We have all heard of bots like Googlebot and Bingbot that are constantly crawling websites on the internet. Their main purpose is to automate tasks that used to be performed by humans. Although they are created to support various processes, some bots fall into the category of so-called bots. "malicious", "bad" or "gray". In this article, we will pay attention to them and tell you how they can harm your pages. In addition to the useful bots, we should also be aware of the disadvantages that can arise if you allow the "bad" bots.
The purpose of "bad bots" is either to perform a malicious action on your website or to collect information about it, which can then be used against you or for an intended purpose.
Example of a malicious attack: A bot can scan your site for .zip or .sql files and, if found, download them.
It should be noted that administrative passwords for backups are easier to hack.
We at Jump.bg always recommend NOT to store backup copies of your website's files or database in a public directory.
It is important that you do not keep any backups, as bots will query them, which will have consequences for your website, such as:
- Getting bad traffic
- Consumption of system resources
It is very important to point out that if a "bad" bot has crawled your site once without this action being blocked or restricted, it will learn to do so again. Bots are part of a larger network (botnets), and as soon as one bot starts crawling a website, new ones appear. This has an unpleasant effect and your website receives an increase in negative traffic.
Often the website owner sees the message "Your site is crawled by many bots and consumes a lot of system resources". For this reason, we at Jump.bg have significantly limited the number of "malicious bots" crawling users' websites, which prevents the consumption of your hosting plan's resources. As new malicious bots are created every day, we will carefully add to the "blacklist" of bots that do not reach your website.
What Do We Change
Our technical team has ensured that your websites are even more secure and that harmful data traffic is reduced to a minimum. In this way, the consumption of system resources by "bad bots" is avoided. Crawling by malicious bots will result in you having to upgrade to a higher plan as the resources of your current hosting account will be used up. However, as soon as the crawling process is triggered by a "bad" bot, you will have to constantly switch tariffs.
By limiting the illegal crawling of your website, you will only expand your hosting offer if a real need for additional hosting resources has arisen due to the growth of your business.
What Are “Gray” Bots?
"Gray" bots do not pose a direct threat to your website. Their main purpose is to collect information from the pages they index. Their disadvantage is that they crawl your content very aggressively. This in turn leads to excessive use of the system resources included in your hosting package, but otherwise, they do not harm your website.
An example of a "gray" bot is the Semrush bot.

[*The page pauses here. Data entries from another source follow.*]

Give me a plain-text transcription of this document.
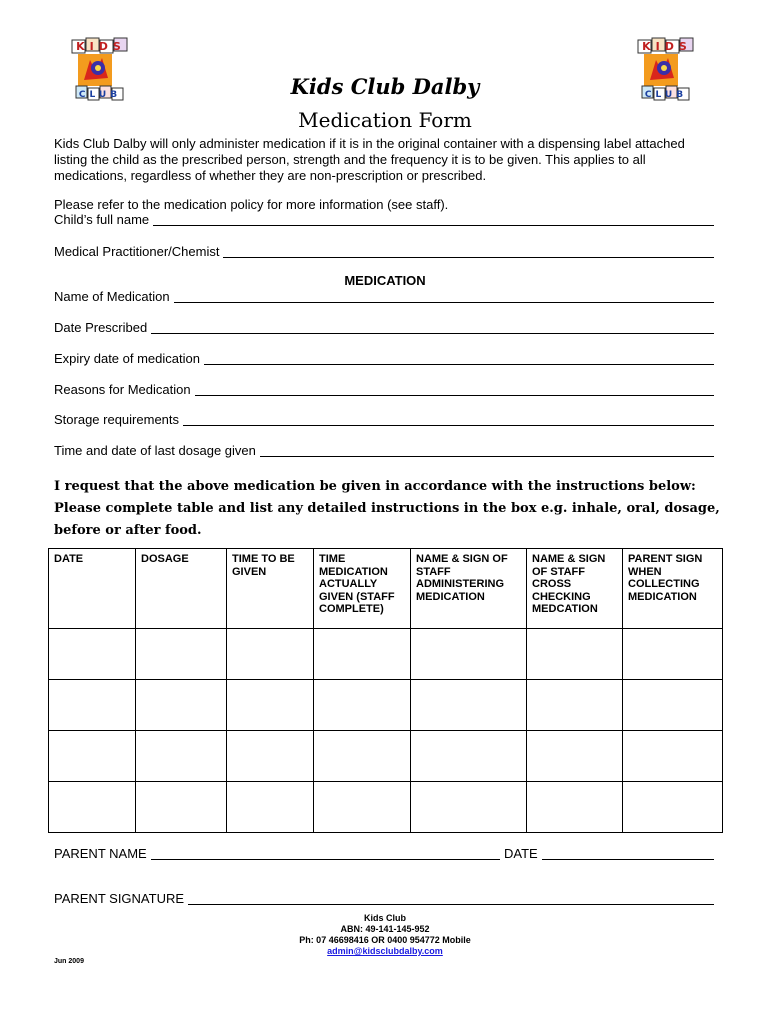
KIDS
CLUB
KIDS
CLUB
Kids Club Dalby
Medication Form
Kids Club Dalby will only administer medication if it is in the original container with a dispensing label attached listing the child as the prescribed person, strength and the frequency it is to be given. This applies to all medications, regardless of whether they are non-prescription or prescribed.
Please refer to the medication policy for more information (see staff).
Child’s full name
Medical Practitioner/Chemist
MEDICATION
Name of Medication
Date Prescribed
Expiry date of medication
Reasons for Medication
Storage requirements
Time and date of last dosage given
I request that the above medication be given in accordance with the instructions below: Please complete table and list any detailed instructions in the box e.g. inhale, oral, dosage, before or after food.
DATE	DOSAGE	TIME TO BE GIVEN	TIME MEDICATION ACTUALLY GIVEN (STAFF COMPLETE)	NAME & SIGN OF STAFF ADMINISTERING MEDICATION	NAME & SIGN OF STAFF CROSS CHECKING MEDCATION	PARENT SIGN WHEN COLLECTING MEDICATION

PARENT NAME	DATE
PARENT SIGNATURE
Kids Club
ABN: 49-141-145-952
Ph: 07 46698416 OR 0400 954772 Mobile
admin@kidsclubdalby.com
Jun 2009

It crawls your website to collect information, but with this type of crawling, the bot takes up many times the resources of the hosting plan.
Here you can see what the Semrush bot can do with your site:
- In 2 hours, one of our shared hosting servers had over 42,000k requests from this bot
- A few pages further on we find that there are over 1000 requests from this bot in the same period
- The internal statistics show that this client was constantly using 500 MB of RAM. After we blocked the bot, the usage dropped to around 50 MB.
That's why we at Hosting Jump have included the "gray" bots in the list of bots that are prohibited from crawling your websites, which has reduced the resource consumption for the respective website by a factor of 10.
The results of reducing system resources can be different for different customers, depending on the hosting tariff and the resources previously used. An important indicator is how high the crawling intensity was and which website addresses were indexed.
In addition to the Semrush bot mentioned above, several other well-known bots are also filtered by us, namely Ahref, DotMoz, Majestic SEO, and others.
We have always offered the most flexible service. Therefore, every customer can disable protection temporarily or permanently and allow crawling of their website.
Important: Bots such as Googlebot, Bingbot, and Uptime Robot are not blocked and you do not need to take any further action. These are the so-called "helpful" bots that index your content and help you with the search engine results.
Always pay attention to the traffic that comes to your website. We advise you to use tools that allow you to monitor every single metric - where your traffic is coming from, which country, via which social network, etc. Google Analytics is the most widely used solution on the market and is completely free. As a hosting provider, we monitor the requests that go to the servers and block various malicious attacks that threaten your online presence.